Jun. 1, 2006. 01:00 AM
HAROON SIDDIQUI
Gunter Grass, celebrated German novelist, playwright, poet, essayist, sculptor and commentator, is a living legend. When this Nobel laureate speaks, people listen.
His address in Berlin to the annual Congress of International PEN, the worldwide organization of writers, had been much anticipated, especially given his long admonition to intellectuals to speak up on the political and moral issues of the day.
He himself has done so all his life, most famously against the Nazi past and contemporary neo-Nazism and xenophobia. He has not always been right, of course, having opposed post-Cold War German unification.
Grass, at 78 still spry and energetic, quickly gets into his topic, "The hubris of the world's only superpower," and proceeds to offer a sweeping critique.
His words find resonance among the writers gathered here, including another Nobel laureate, South African novelist Nadine Gordimer.

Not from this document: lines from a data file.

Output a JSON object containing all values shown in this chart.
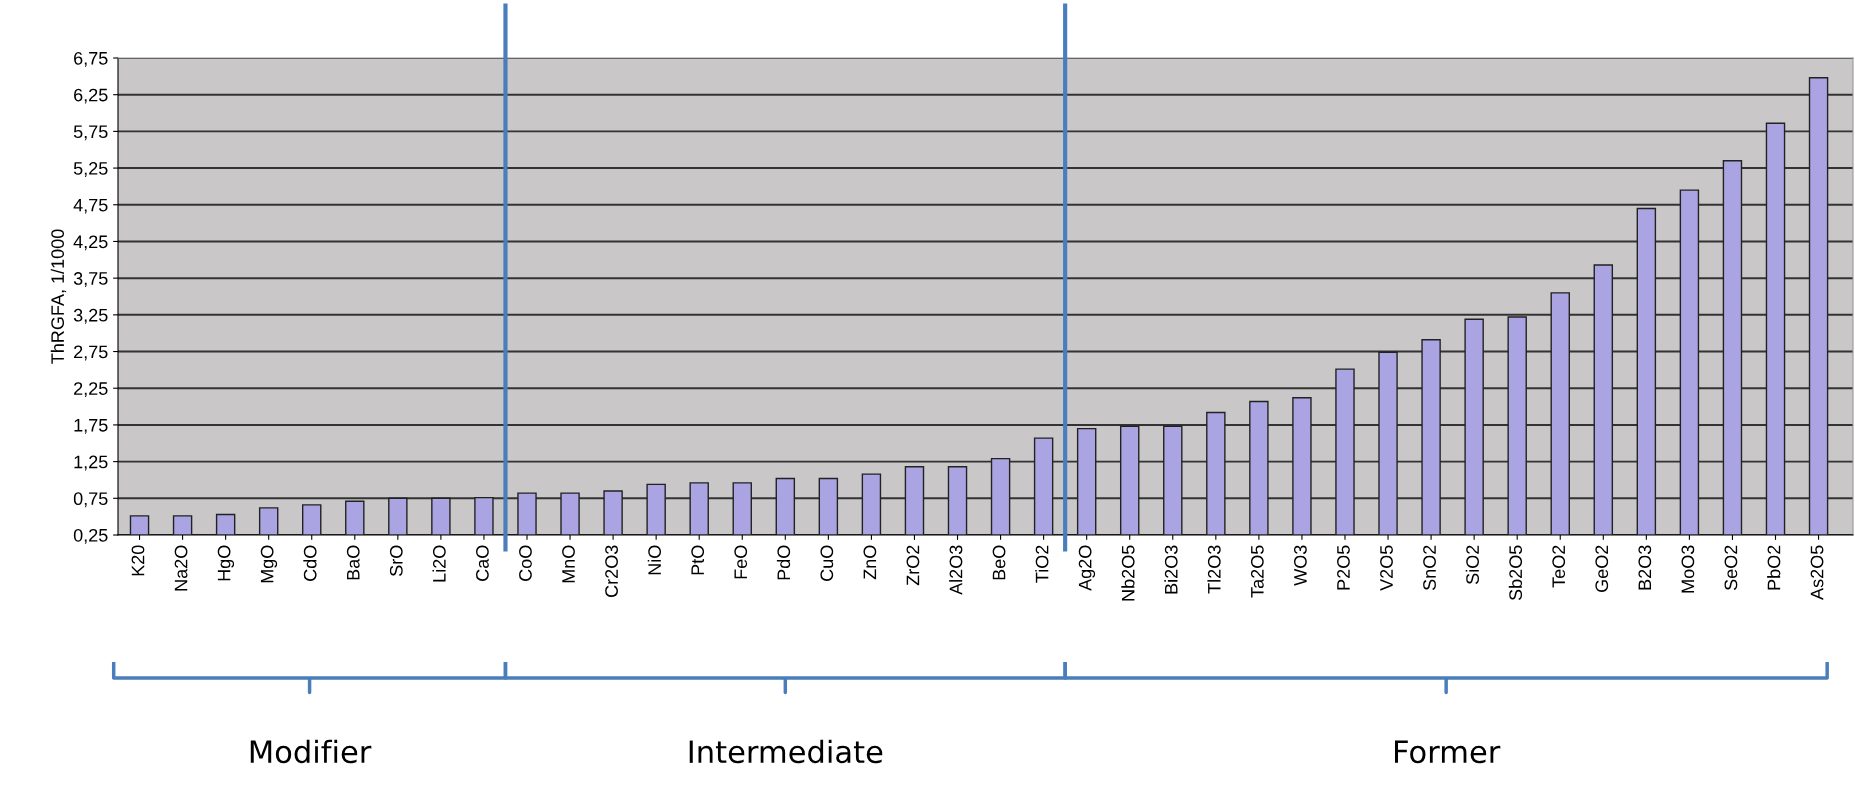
{
  "chart_data": {
    "type": "bar",
    "ylabel": "ThRGFA, 1/1000",
    "categories": [
      "K20",
      "Na2O",
      "HgO",
      "MgO",
      "CdO",
      "BaO",
      "SrO",
      "Li2O",
      "CaO",
      "CoO",
      "MnO",
      "Cr2O3",
      "NiO",
      "PtO",
      "FeO",
      "PdO",
      "CuO",
      "ZnO",
      "ZrO2",
      "Al2O3",
      "BeO",
      "TiO2",
      "Ag2O",
      "Nb2O5",
      "Bi2O3",
      "Tl2O3",
      "Ta2O5",
      "WO3",
      "P2O5",
      "V2O5",
      "SnO2",
      "SiO2",
      "Sb2O5",
      "TeO2",
      "GeO2",
      "B2O3",
      "MoO3",
      "SeO2",
      "PbO2",
      "As2O5"
    ],
    "values": [
      0.51,
      0.51,
      0.53,
      0.62,
      0.66,
      0.71,
      0.75,
      0.75,
      0.76,
      0.82,
      0.82,
      0.85,
      0.94,
      0.96,
      0.96,
      1.02,
      1.02,
      1.08,
      1.18,
      1.18,
      1.29,
      1.57,
      1.7,
      1.73,
      1.73,
      1.92,
      2.07,
      2.12,
      2.51,
      2.74,
      2.91,
      3.19,
      3.22,
      3.55,
      3.93,
      4.7,
      4.95,
      5.35,
      5.86,
      6.48
    ],
    "color": "#aaa5e2",
    "ylim": [
      0.25,
      6.75
    ],
    "yticks": [
      {
        "value": 0.25,
        "label": "0,25"
      },
      {
        "value": 0.75,
        "label": "0,75"
      },
      {
        "value": 1.25,
        "label": "1,25"
      },
      {
        "value": 1.75,
        "label": "1,75"
      },
      {
        "value": 2.25,
        "label": "2,25"
      },
      {
        "value": 2.75,
        "label": "2,75"
      },
      {
        "value": 3.25,
        "label": "3,25"
      },
      {
        "value": 3.75,
        "label": "3,75"
      },
      {
        "value": 4.25,
        "label": "4,25"
      },
      {
        "value": 4.75,
        "label": "4,75"
      },
      {
        "value": 5.25,
        "label": "5,25"
      },
      {
        "value": 5.75,
        "label": "5,75"
      },
      {
        "value": 6.25,
        "label": "6,25"
      },
      {
        "value": 6.75,
        "label": "6,75"
      }
    ],
    "grid": "y",
    "annotations": [
      "Modifier",
      "Intermediate",
      "Former"
    ]
  }
}
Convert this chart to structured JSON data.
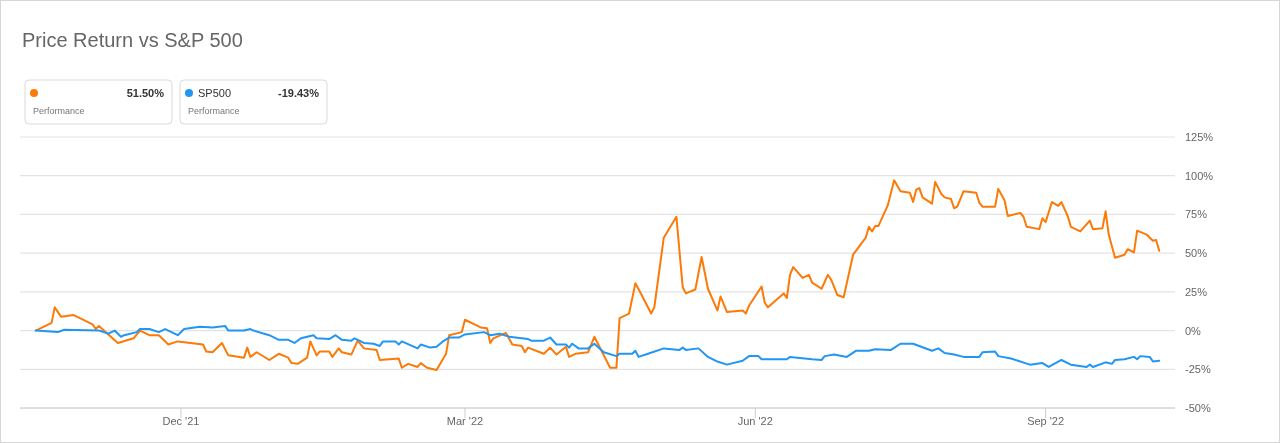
{
  "chart_data": {
    "type": "line",
    "title": "Price Return vs S&P 500",
    "xlim": [
      "2021-10-11",
      "2022-10-12"
    ],
    "xticks": [
      {
        "value": "2021-12-01",
        "label": "Dec '21"
      },
      {
        "value": "2022-03-01",
        "label": "Mar '22"
      },
      {
        "value": "2022-06-01",
        "label": "Jun '22"
      },
      {
        "value": "2022-09-01",
        "label": "Sep '22"
      }
    ],
    "ylim": [
      -50,
      125
    ],
    "yticks": [
      {
        "value": -50,
        "label": "-50%"
      },
      {
        "value": -25,
        "label": "-25%"
      },
      {
        "value": 0,
        "label": "0%"
      },
      {
        "value": 25,
        "label": "25%"
      },
      {
        "value": 50,
        "label": "50%"
      },
      {
        "value": 75,
        "label": "75%"
      },
      {
        "value": 100,
        "label": "100%"
      },
      {
        "value": 125,
        "label": "125%"
      }
    ],
    "grid": "y",
    "legend": "top left",
    "annotations": [
      "51.50%",
      "Performance",
      "-19.43%",
      "Performance"
    ],
    "series": [
      {
        "color": "#fb7a08",
        "x": [
          "2021-10-16",
          "2021-10-21",
          "2021-10-22",
          "2021-10-24",
          "2021-10-28",
          "2021-10-30",
          "2021-11-03",
          "2021-11-04",
          "2021-11-05",
          "2021-11-11",
          "2021-11-16",
          "2021-11-18",
          "2021-11-21",
          "2021-11-24",
          "2021-11-27",
          "2021-11-30",
          "2021-12-08",
          "2021-12-09",
          "2021-12-11",
          "2021-12-14",
          "2021-12-16",
          "2021-12-21",
          "2021-12-22",
          "2021-12-23",
          "2021-12-25",
          "2021-12-29",
          "2022-01-01",
          "2022-01-04",
          "2022-01-05",
          "2022-01-07",
          "2022-01-10",
          "2022-01-11",
          "2022-01-13",
          "2022-01-14",
          "2022-01-17",
          "2022-01-18",
          "2022-01-20",
          "2022-01-21",
          "2022-01-24",
          "2022-01-26",
          "2022-01-28",
          "2022-02-01",
          "2022-02-02",
          "2022-02-08",
          "2022-02-09",
          "2022-02-11",
          "2022-02-14",
          "2022-02-15",
          "2022-02-17",
          "2022-02-20",
          "2022-02-23",
          "2022-02-24",
          "2022-02-28",
          "2022-03-01",
          "2022-03-06",
          "2022-03-08",
          "2022-03-09",
          "2022-03-10",
          "2022-03-14",
          "2022-03-16",
          "2022-03-19",
          "2022-03-20",
          "2022-03-21",
          "2022-03-26",
          "2022-03-28",
          "2022-03-30",
          "2022-04-02",
          "2022-04-03",
          "2022-04-05",
          "2022-04-09",
          "2022-04-11",
          "2022-04-16",
          "2022-04-18",
          "2022-04-19",
          "2022-04-22",
          "2022-04-24",
          "2022-04-26",
          "2022-04-29",
          "2022-04-30",
          "2022-05-03",
          "2022-05-07",
          "2022-05-09",
          "2022-05-10",
          "2022-05-13",
          "2022-05-15",
          "2022-05-17",
          "2022-05-20",
          "2022-05-21",
          "2022-05-23",
          "2022-05-28",
          "2022-05-29",
          "2022-05-30",
          "2022-06-03",
          "2022-06-04",
          "2022-06-05",
          "2022-06-10",
          "2022-06-11",
          "2022-06-12",
          "2022-06-13",
          "2022-06-16",
          "2022-06-18",
          "2022-06-19",
          "2022-06-22",
          "2022-06-24",
          "2022-06-25",
          "2022-06-27",
          "2022-06-29",
          "2022-07-02",
          "2022-07-06",
          "2022-07-07",
          "2022-07-08",
          "2022-07-09",
          "2022-07-10",
          "2022-07-13",
          "2022-07-15",
          "2022-07-17",
          "2022-07-20",
          "2022-07-21",
          "2022-07-22",
          "2022-07-23",
          "2022-07-24",
          "2022-07-27",
          "2022-07-28",
          "2022-07-30",
          "2022-07-31",
          "2022-08-02",
          "2022-08-03",
          "2022-08-04",
          "2022-08-06",
          "2022-08-10",
          "2022-08-11",
          "2022-08-12",
          "2022-08-16",
          "2022-08-17",
          "2022-08-19",
          "2022-08-20",
          "2022-08-24",
          "2022-08-25",
          "2022-08-26",
          "2022-08-30",
          "2022-08-31",
          "2022-09-01",
          "2022-09-03",
          "2022-09-05",
          "2022-09-06",
          "2022-09-08",
          "2022-09-09",
          "2022-09-12",
          "2022-09-15",
          "2022-09-16",
          "2022-09-19",
          "2022-09-20",
          "2022-09-21",
          "2022-09-23",
          "2022-09-26",
          "2022-09-27",
          "2022-09-29",
          "2022-09-30",
          "2022-10-03",
          "2022-10-05",
          "2022-10-06",
          "2022-10-07"
        ],
        "values": [
          0,
          5,
          15,
          9,
          10,
          8,
          4,
          1,
          3,
          -8,
          -5,
          0,
          -3,
          -3,
          -9,
          -7,
          -9,
          -13.5,
          -14,
          -8,
          -16,
          -17.5,
          -11,
          -17,
          -14,
          -19,
          -15,
          -17.5,
          -21,
          -21.5,
          -17.5,
          -7,
          -16,
          -13.5,
          -13.5,
          -17,
          -11.5,
          -14,
          -15.5,
          -6.5,
          -11.5,
          -12.5,
          -19,
          -18,
          -24,
          -21.5,
          -23.5,
          -21,
          -24,
          -25.5,
          -15,
          -3,
          -1,
          7,
          2,
          1.5,
          -8,
          -5,
          -1.5,
          -9,
          -10,
          -14,
          -11,
          -15,
          -11,
          -15.5,
          -10.5,
          -17,
          -15,
          -14,
          -4,
          -24,
          -24,
          8,
          11,
          30.5,
          23,
          11,
          15,
          60,
          73.5,
          28,
          24,
          26.5,
          47.5,
          27,
          13,
          22,
          12,
          13,
          11,
          16,
          28.5,
          18,
          15,
          24,
          21,
          36,
          41,
          34,
          36,
          31,
          27,
          36,
          33,
          23,
          21.5,
          49,
          60,
          67,
          64,
          67.5,
          67.5,
          81,
          97,
          90,
          89,
          83,
          91,
          92,
          86,
          82,
          96,
          88,
          86,
          85,
          79,
          80,
          90,
          89,
          82.5,
          80,
          80,
          91.5,
          84,
          74,
          76,
          73.5,
          67,
          65.5,
          72.5,
          70,
          83,
          80.5,
          83,
          74,
          67,
          64,
          71,
          65.5,
          66,
          77,
          62,
          47,
          49,
          52.5,
          50.5,
          64.5,
          62,
          58,
          58.5,
          51.5
        ]
      },
      {
        "name": "SP500",
        "color": "#2196f3",
        "x": [
          "2021-10-16",
          "2021-10-23",
          "2021-10-25",
          "2021-11-05",
          "2021-11-08",
          "2021-11-10",
          "2021-11-12",
          "2021-11-13",
          "2021-11-17",
          "2021-11-18",
          "2021-11-21",
          "2021-11-24",
          "2021-11-26",
          "2021-11-30",
          "2021-12-02",
          "2021-12-07",
          "2021-12-11",
          "2021-12-15",
          "2021-12-16",
          "2021-12-21",
          "2021-12-23",
          "2021-12-24",
          "2021-12-29",
          "2022-01-01",
          "2022-01-04",
          "2022-01-06",
          "2022-01-08",
          "2022-01-12",
          "2022-01-13",
          "2022-01-17",
          "2022-01-19",
          "2022-01-21",
          "2022-01-24",
          "2022-01-25",
          "2022-01-28",
          "2022-01-31",
          "2022-02-02",
          "2022-02-03",
          "2022-02-07",
          "2022-02-08",
          "2022-02-09",
          "2022-02-14",
          "2022-02-15",
          "2022-02-18",
          "2022-02-20",
          "2022-02-22",
          "2022-02-24",
          "2022-02-27",
          "2022-03-01",
          "2022-03-07",
          "2022-03-09",
          "2022-03-12",
          "2022-03-15",
          "2022-03-21",
          "2022-03-22",
          "2022-03-26",
          "2022-03-28",
          "2022-03-30",
          "2022-04-02",
          "2022-04-03",
          "2022-04-04",
          "2022-04-06",
          "2022-04-09",
          "2022-04-11",
          "2022-04-14",
          "2022-04-18",
          "2022-04-19",
          "2022-04-23",
          "2022-04-24",
          "2022-04-25",
          "2022-04-28",
          "2022-05-03",
          "2022-05-08",
          "2022-05-09",
          "2022-05-10",
          "2022-05-14",
          "2022-05-17",
          "2022-05-20",
          "2022-05-23",
          "2022-05-28",
          "2022-05-30",
          "2022-06-02",
          "2022-06-03",
          "2022-06-06",
          "2022-06-11",
          "2022-06-12",
          "2022-06-19",
          "2022-06-22",
          "2022-06-23",
          "2022-06-26",
          "2022-06-30",
          "2022-07-03",
          "2022-07-07",
          "2022-07-09",
          "2022-07-14",
          "2022-07-17",
          "2022-07-21",
          "2022-07-27",
          "2022-07-29",
          "2022-07-31",
          "2022-08-03",
          "2022-08-06",
          "2022-08-11",
          "2022-08-12",
          "2022-08-16",
          "2022-08-17",
          "2022-08-21",
          "2022-08-27",
          "2022-08-31",
          "2022-09-02",
          "2022-09-06",
          "2022-09-09",
          "2022-09-14",
          "2022-09-15",
          "2022-09-16",
          "2022-09-20",
          "2022-09-22",
          "2022-09-23",
          "2022-09-26",
          "2022-09-29",
          "2022-09-30",
          "2022-10-01",
          "2022-10-04",
          "2022-10-05",
          "2022-10-07"
        ],
        "values": [
          0,
          -1,
          0.5,
          0,
          -2,
          0,
          -4,
          -3,
          -1,
          1,
          1,
          -1,
          1,
          -3,
          1,
          2.5,
          2,
          3,
          0,
          0,
          1,
          0,
          -3,
          -6,
          -6,
          -8,
          -5,
          -3,
          -5,
          -5.5,
          -3,
          -6,
          -6.5,
          -5,
          -8,
          -8.5,
          -10,
          -7,
          -7,
          -9,
          -7,
          -11.5,
          -9,
          -11,
          -10.5,
          -7,
          -4.5,
          -4.5,
          -2.5,
          -1,
          -3,
          -2,
          -4,
          -5.5,
          -6.5,
          -6.5,
          -4.5,
          -9,
          -9,
          -11,
          -8.5,
          -11.5,
          -11.5,
          -8.5,
          -14,
          -16.5,
          -15,
          -15,
          -13,
          -17,
          -15,
          -11.5,
          -12.5,
          -11,
          -12.5,
          -11.5,
          -17,
          -20,
          -22,
          -19.5,
          -16.5,
          -16.5,
          -18.5,
          -18.5,
          -18.5,
          -17,
          -18.5,
          -19,
          -16.5,
          -15.5,
          -17,
          -13,
          -13,
          -12,
          -12.5,
          -8.5,
          -8.5,
          -13,
          -11.5,
          -14.5,
          -15.5,
          -17,
          -17,
          -14,
          -13.5,
          -16.5,
          -18,
          -22,
          -21,
          -23.5,
          -19,
          -22,
          -23.5,
          -22,
          -23.5,
          -20.5,
          -21.5,
          -19,
          -18.5,
          -17,
          -18.5,
          -16.5,
          -17,
          -20,
          -19.5
        ]
      }
    ]
  }
}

"Armed force is used by this superpower to defeat the terrorism it is itself responsible for," Grass says, citing Osama bin Laden, the by-product of American support for Afghan jihadists in the 1980s. "The war (on Iraq), deliberately started in blatant disdain of the laws of civilized societies, produces still more terror."
Yet George W. Bush is searching for new enemies and targets.